Can you remember the day when you first met a good friend?
I recall so many of those days. Great memories!
But can you also remember the last time you ever saw those friends? How it hurt to say goodbye? How you weren’t sure you’d ever see them again?
I’m about to experience that feeling multiplied many times over.
Because for 40 years, books have been my friends.
My wife and I have been reviewing every possession we own to see if we want to (a) keep it, (b) sell it, (c) trash it, or (d) give it away. I applied for an exemption for my books, but it was denied.
When we moved into our current home, I carefully went through every book I owned, placing the ones I value most on the bookshelves in my study. Here’s a photo of 60% of them:
I have so many books that I buy very few anymore, although I do let myself be seduced on occasion. If I can purchase a volume on Kindle for a lesser rate than a hard copy, I’ll do that. There just isn’t space anymore for all my friends.
And they are my friends. I can tell you when I first met most of them.
Some I inherited from my grandfather or father.
Some were purchased for me by my mother or wife or children.
Some were obtained through CBD – Christian Book Discounters, the mail-order group.
Some were bought at bookstores, although those are becoming increasingly extinct.
Some were given to me as gifts by people I treasure – and in most cases, I’m saving those, even if I never plan on using them again.
And some were purchased on Amazon, the website that has curtailed my bookstore visits by 78%.
Many people have asked me, “Jim, have you read all those books?” My answer is always the same: “No, I’ve read many of them, but I’ve used all of them.”
Some books are signed by people like Nolan Ryan, Rod Carew, John Wooden, Barry Goldwater, Robert Novak, Josh McDowell, and R. A. Torrey.
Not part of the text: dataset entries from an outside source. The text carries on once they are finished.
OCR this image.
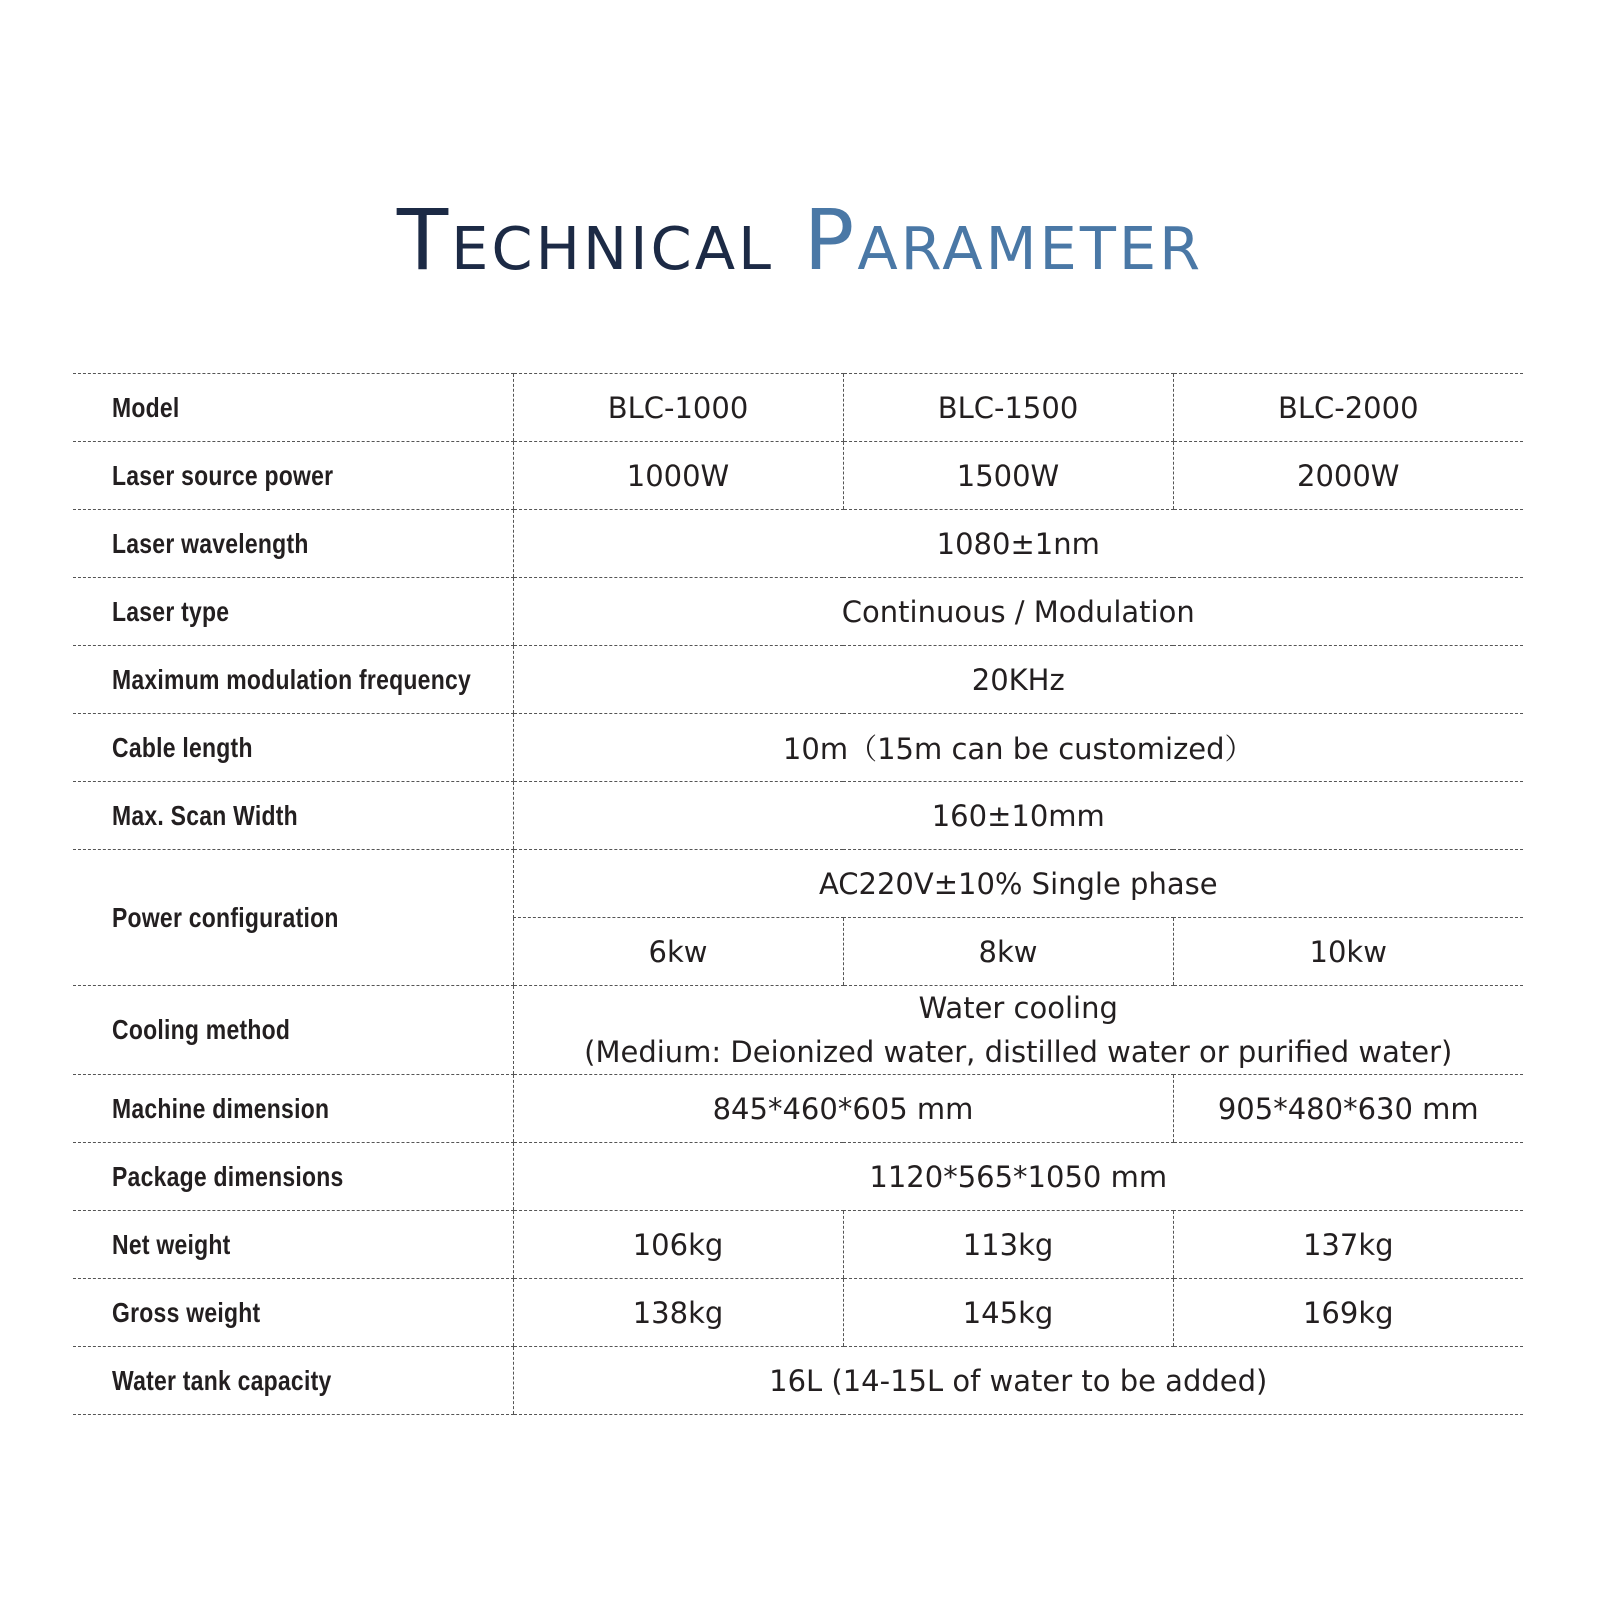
Technical Parameter
Model	BLC-1000	BLC-1500	BLC-2000
Laser source power	1000W	1500W	2000W
Laser wavelength	1080±1nm		
Laser type	Continuous / Modulation		
Maximum modulation frequency	20KHz		
Cable length	10m（15m can be customized）		
Max. Scan Width	160±10mm		
Power configuration	AC220V±10% Single phase		
	6kw	8kw	10kw
Cooling method	Water cooling
(Medium: Deionized water, distilled water or purified water)		

Machine dimension	845*460*605 mm		905*480*630 mm
Package dimensions	1120*565*1050 mm		
Net weight	106kg	113kg	137kg
Gross weight	138kg	145kg	169kg
Water tank capacity	16L (14-15L of water to be added)		
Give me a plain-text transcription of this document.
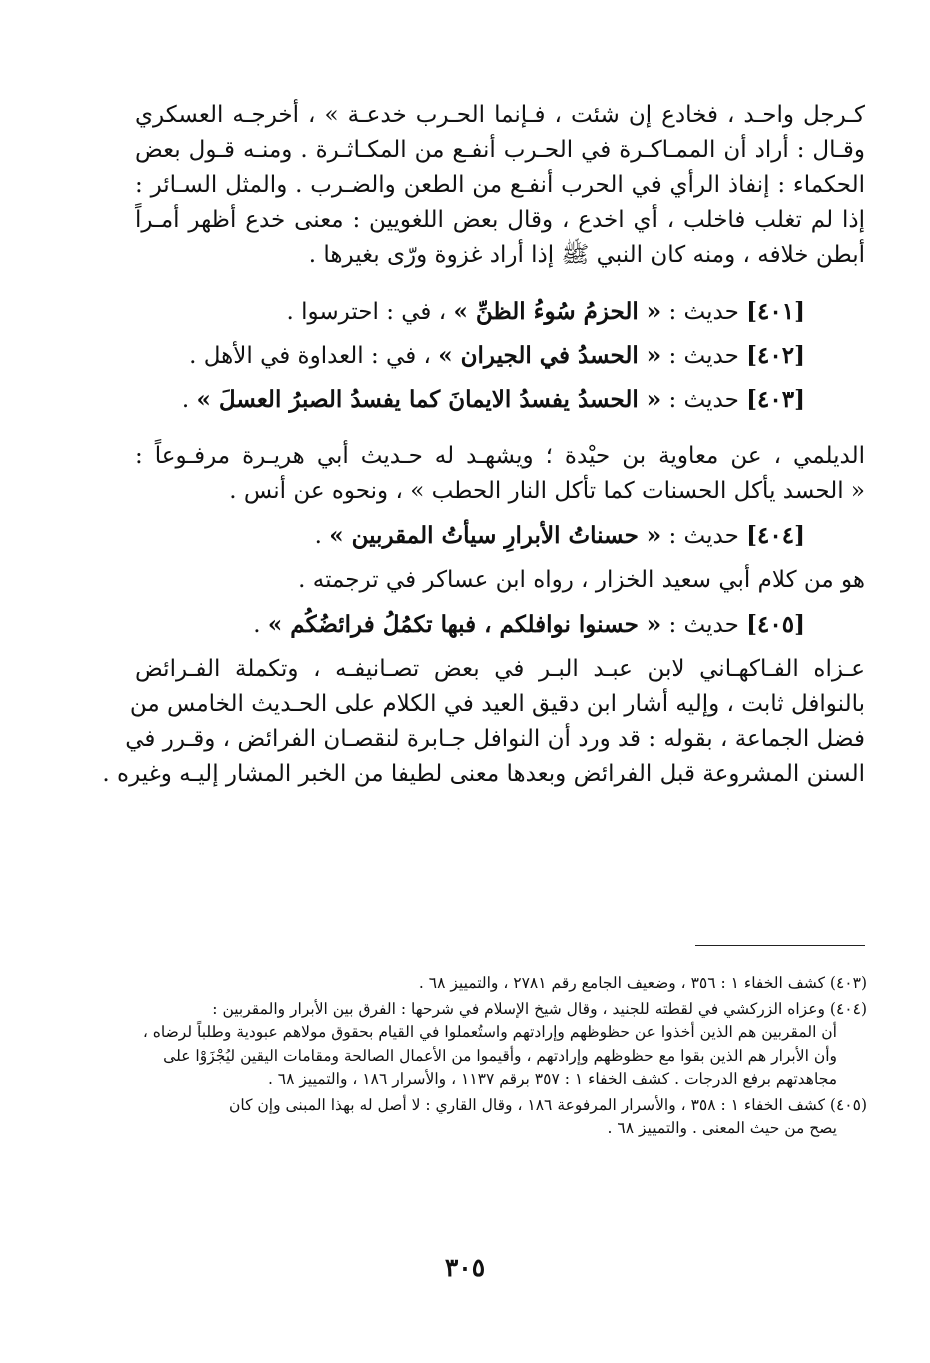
كـرجل واحـد ، فخادع إن شئت ، فـإنما الحـرب خدعـة » ، أخرجـه العسكري
وقـال : أراد أن الممـاكـرة في الحـرب أنفـع من المكـاثـرة . ومنـه قـول بعض
الحكماء : إنفاذ الرأي في الحرب أنفـع من الطعن والضـرب . والمثل السـائر :
إذا لم تغلب فاخلب ، أي اخدع ، وقال بعض اللغويين : معنى خدع أظهر أمـراً
أبطن خلافه ، ومنه كان النبي ﷺ إذا أراد غزوة ورّى بغيرها .
[٤٠١] حديث : « الحزمُ سُوءُ الظنِّ » ، في : احترسوا .
[٤٠٢] حديث : « الحسدُ في الجيران » ، في : العداوة في الأهل .
[٤٠٣] حديث : « الحسدُ يفسدُ الايمانَ كما يفسدُ الصبرُ العسلَ » .
الديلمي ، عن معاوية بن حيْدة ؛ ويشهـد له حـديث أبي هريـرة مرفـوعاً :
« الحسد يأكل الحسنات كما تأكل النار الحطب » ، ونحوه عن أنس .
[٤٠٤] حديث : « حسناتُ الأبرارِ سيأتُ المقربين » .
هو من كلام أبي سعيد الخزار ، رواه ابن عساكر في ترجمته .
[٤٠٥] حديث : « حسنوا نوافلكم ، فبها تكمُلُ فرائضُكُم » .
عـزاه الفـاكهـاني لابن عبـد البـر في بعض تصـانيفـه ، وتكملة الفـرائض
بالنوافل ثابت ، وإليه أشار ابن دقيق العيد في الكلام على الحـديث الخامس من
فضل الجماعة ، بقوله : قد ورد أن النوافل جـابرة لنقصـان الفرائض ، وقـرر في
السنن المشروعة قبل الفرائض وبعدها معنى لطيفا من الخبر المشار إليـه وغيره .
(٤٠٣) كشف الخفاء ١ : ٣٥٦ ، وضعيف الجامع رقم ٢٧٨١ ، والتمييز ٦٨ .
(٤٠٤) وعزاه الزركشي في لقطته للجنيد ، وقال شيخ الإسلام في شرحها : الفرق بين الأبرار والمقربين :
أن المقربين هم الذين أخذوا عن حظوظهم وإرادتهم واستُعملوا في القيام بحقوق مولاهم عبودية وطلباً لرضاه ، وأن الأبرار هم الذين بقوا مع حظوظهم وإرادتهم ، وأقيموا من الأعمال الصالحة ومقامات اليقين ليُجْزَوْا على مجاهدتهم برفع الدرجات . كشف الخفاء ١ : ٣٥٧ برقم ١١٣٧ ، والأسرار ١٨٦ ، والتمييز ٦٨ .
(٤٠٥) كشف الخفاء ١ : ٣٥٨ ، والأسرار المرفوعة ١٨٦ ، وقال القاري : لا أصل له بهذا المبنى وإن كان
يصح من حيث المعنى . والتمييز ٦٨ .
٣٠٥
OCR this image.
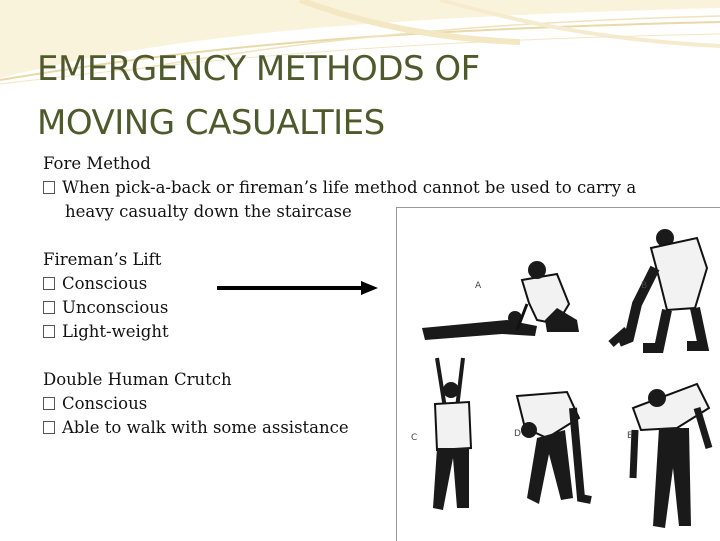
EMERGENCY METHODS OF
MOVING CASUALTIES
Fore Method
When pick-a-back or fireman’s life method cannot be used to carry a
heavy casualty down the staircase
Fireman’s Lift
Conscious
Unconscious
Light-weight
Double Human Crutch
Conscious
Able to walk with some assistance
A	B
C	D	E
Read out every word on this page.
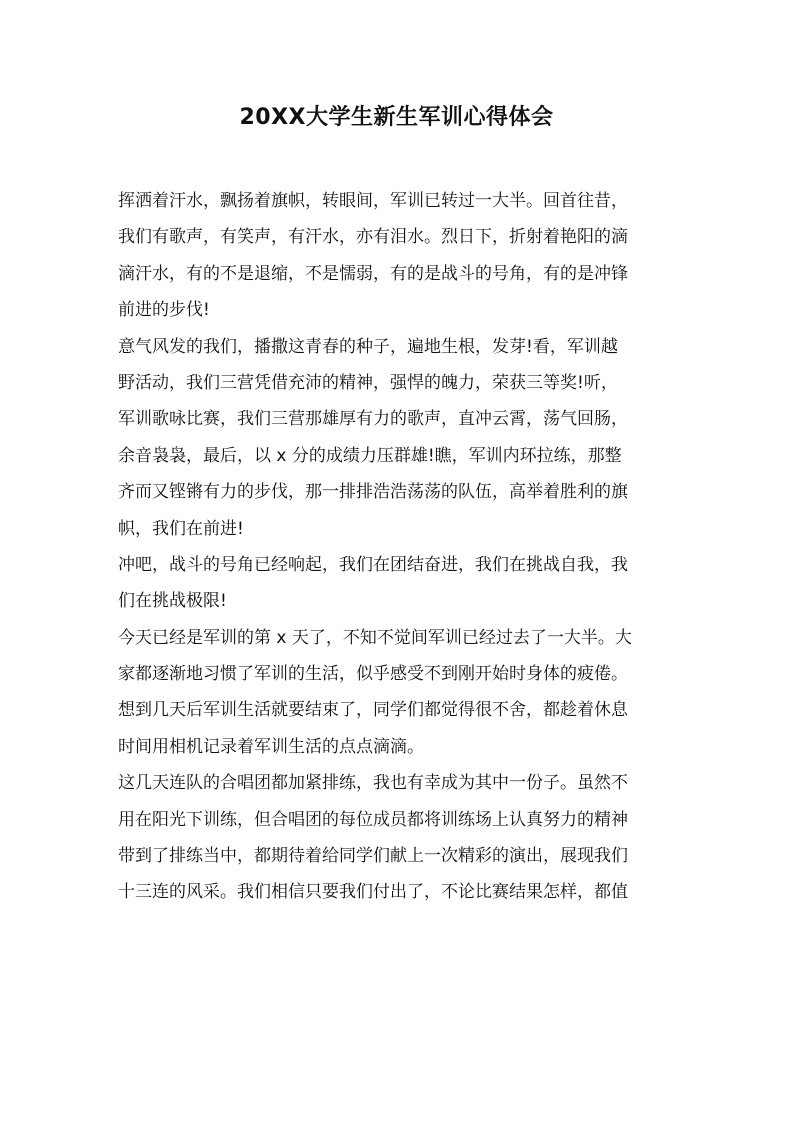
20XX大学生新生军训心得体会
挥洒着汗水，飘扬着旗帜，转眼间，军训已转过一大半。回首往昔，
我们有歌声，有笑声，有汗水，亦有泪水。烈日下，折射着艳阳的滴
滴汗水，有的不是退缩，不是懦弱，有的是战斗的号角，有的是冲锋
前进的步伐!
意气风发的我们，播撒这青春的种子，遍地生根，发芽!看，军训越
野活动，我们三营凭借充沛的精神，强悍的魄力，荣获三等奖!听，
军训歌咏比赛，我们三营那雄厚有力的歌声，直冲云霄，荡气回肠，
余音袅袅，最后，以 x 分的成绩力压群雄!瞧，军训内环拉练，那整
齐而又铿锵有力的步伐，那一排排浩浩荡荡的队伍，高举着胜利的旗
帜，我们在前进!
冲吧，战斗的号角已经响起，我们在团结奋进，我们在挑战自我，我
们在挑战极限!
今天已经是军训的第 x 天了，不知不觉间军训已经过去了一大半。大
家都逐渐地习惯了军训的生活，似乎感受不到刚开始时身体的疲倦。
想到几天后军训生活就要结束了，同学们都觉得很不舍，都趁着休息
时间用相机记录着军训生活的点点滴滴。
这几天连队的合唱团都加紧排练，我也有幸成为其中一份子。虽然不
用在阳光下训练，但合唱团的每位成员都将训练场上认真努力的精神
带到了排练当中，都期待着给同学们献上一次精彩的演出，展现我们
十三连的风采。我们相信只要我们付出了，不论比赛结果怎样，都值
Those are definitely keepers.
But other books are dated. I have a set of small paperbacks from 30 years ago on how to do church ministry. I devoured those books at the time, but they’re practically worthless today – so maybe someone else can use them.
Then there are sets I acquired when I was in college, like William Hendriksen’s commentaries on the New Testament. I read his entire commentary on Mark and used all the others, but I haven’t consulted them in years – so off they go.
I found a large bookstore not too far away that buys book collections. They even come to your house to make you an offer. How much do you think I can get for 17 boxes’ worth?
There’s just something about books that I love: the typeset, the layout, sometimes even the smell … it’s all so inviting.
My friends have never rejected me, though they play hide’n’seek at times. They’re just always there when I need them.
After looking at every one of my companions, I’ve decided to keep the rest of the books in these boxes:
I promised my wife that I’d only keep enough books to fill one more bookshelf. I get six shelves, she gets two – and one is for DVDs. So I’m going to have to say goodbye to even more friends in the future.
It’s almost unbearable.
When I’m watching sports … when I’m ready to fall asleep … when I’m meeting with God … when I’m conducting research … when I need some friendly advice … when I just want to curl up on a rainy day … I reach out for a friend.
And my friends have never let me down.